Approfittando della splendida mattinata abbiamo oggi ripetuto l'esperienza di fare un'escursione sulle montagne di Cittanova e precisamente sul monte "Cucudo". Anche questa volta il nostro scout è stato Giovanni e l'esperienza è stata anche questa volta bellissima. Per quanto riguarda il monte, va sottolineato che spesso si è disquisito sul suo nome. Infatti Giovanni era certo che quel monte fosse denominato "cucudo". Io e mio fratello eravamo però certi del fatto che anche a Cinquefrondi ci fosse un monte "cucudo" anzi, per la precisione, "cucuru" che si trova praticamente in adiacenza al monte Limina e che si caratterizza per il suo profilo a mò di vulcano. Una via di mezzo per l'interpretazione del dilemma ci è stata data dalla tabella attacata alla croce che abbiamo raggiunto e che domina la piana di Gioia Tauro. Infatti l'isegna dice monte "cucudo" di Cittanova.

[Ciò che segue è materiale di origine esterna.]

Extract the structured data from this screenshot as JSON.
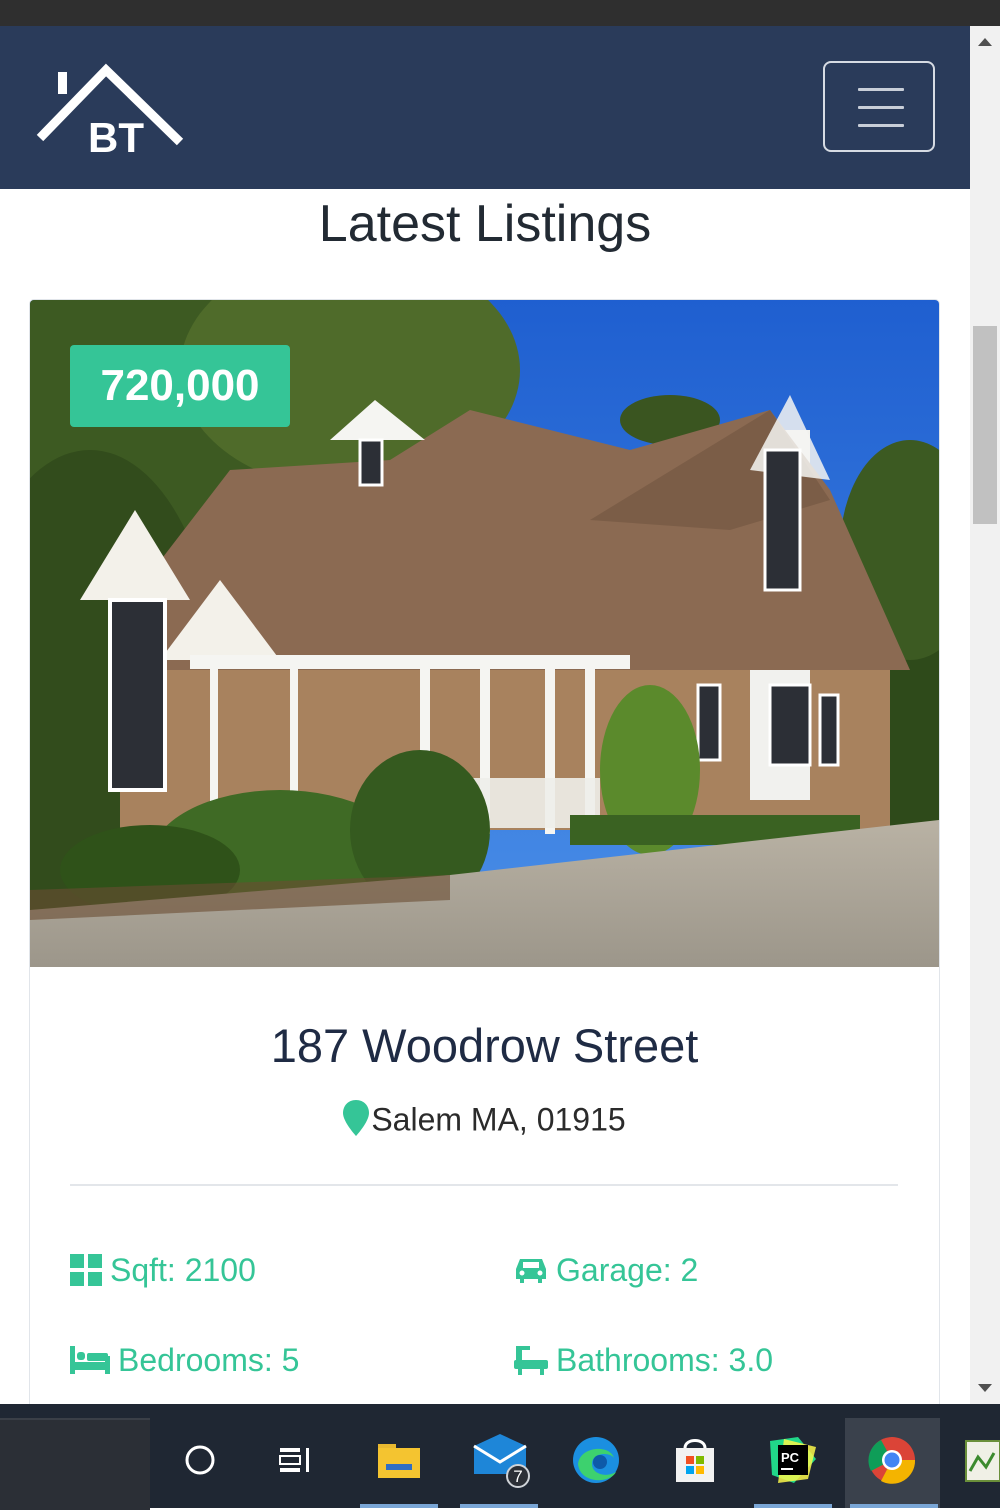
{
  "navbar": {
    "logo_text": "BT",
    "menu_button": "menu"
  },
  "section": {
    "title": "Latest Listings"
  },
  "listing": {
    "price": "720,000",
    "title": "187 Woodrow Street",
    "location": "Salem MA, 01915",
    "features": {
      "sqft": "Sqft: 2100",
      "garage": "Garage: 2",
      "bedrooms": "Bedrooms: 5",
      "bathrooms": "Bathrooms: 3.0"
    }
  },
  "taskbar": {
    "mail_badge": "7",
    "items": [
      "cortana-icon",
      "task-view-icon",
      "file-explorer-icon",
      "mail-icon",
      "edge-icon",
      "store-icon",
      "pycharm-icon",
      "chrome-icon",
      "photos-icon"
    ]
  },
  "colors": {
    "navbar_bg": "#2a3b5a",
    "accent": "#35c597",
    "title_text": "#1f2b44"
  }
}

Ci sono voluti buoni venti minuti di marcia con una pendenza notevolissima. I polmoni sembravano due mantici e le gambe si rifiutavano di obbedire. Comunque ce l'abbiamo fatta e ne è valsa veramente la pena soprattutto quando abbiamo avuto modo di assistere all'esibizione di un rapace, penso un falchetto, che sollevandosi da una vallata con delle spirali si è poi gettato in picchiata ad una velocita impressionante. Roba che sino ad ora avevo visto solo a Quark....


1 commenti:
sono diversi i toponimi utilizzati in più luoghi. come è normale quando il toponimo deriva dalla cultura locale, indicando un utilizzo nel quotidiano, tipicamente legato a qualche attività, o credenze diffuse, o animali tipici: es. grotta del diavolo, piano dei porci,... anche di passi del mercante se ne trovano diversi.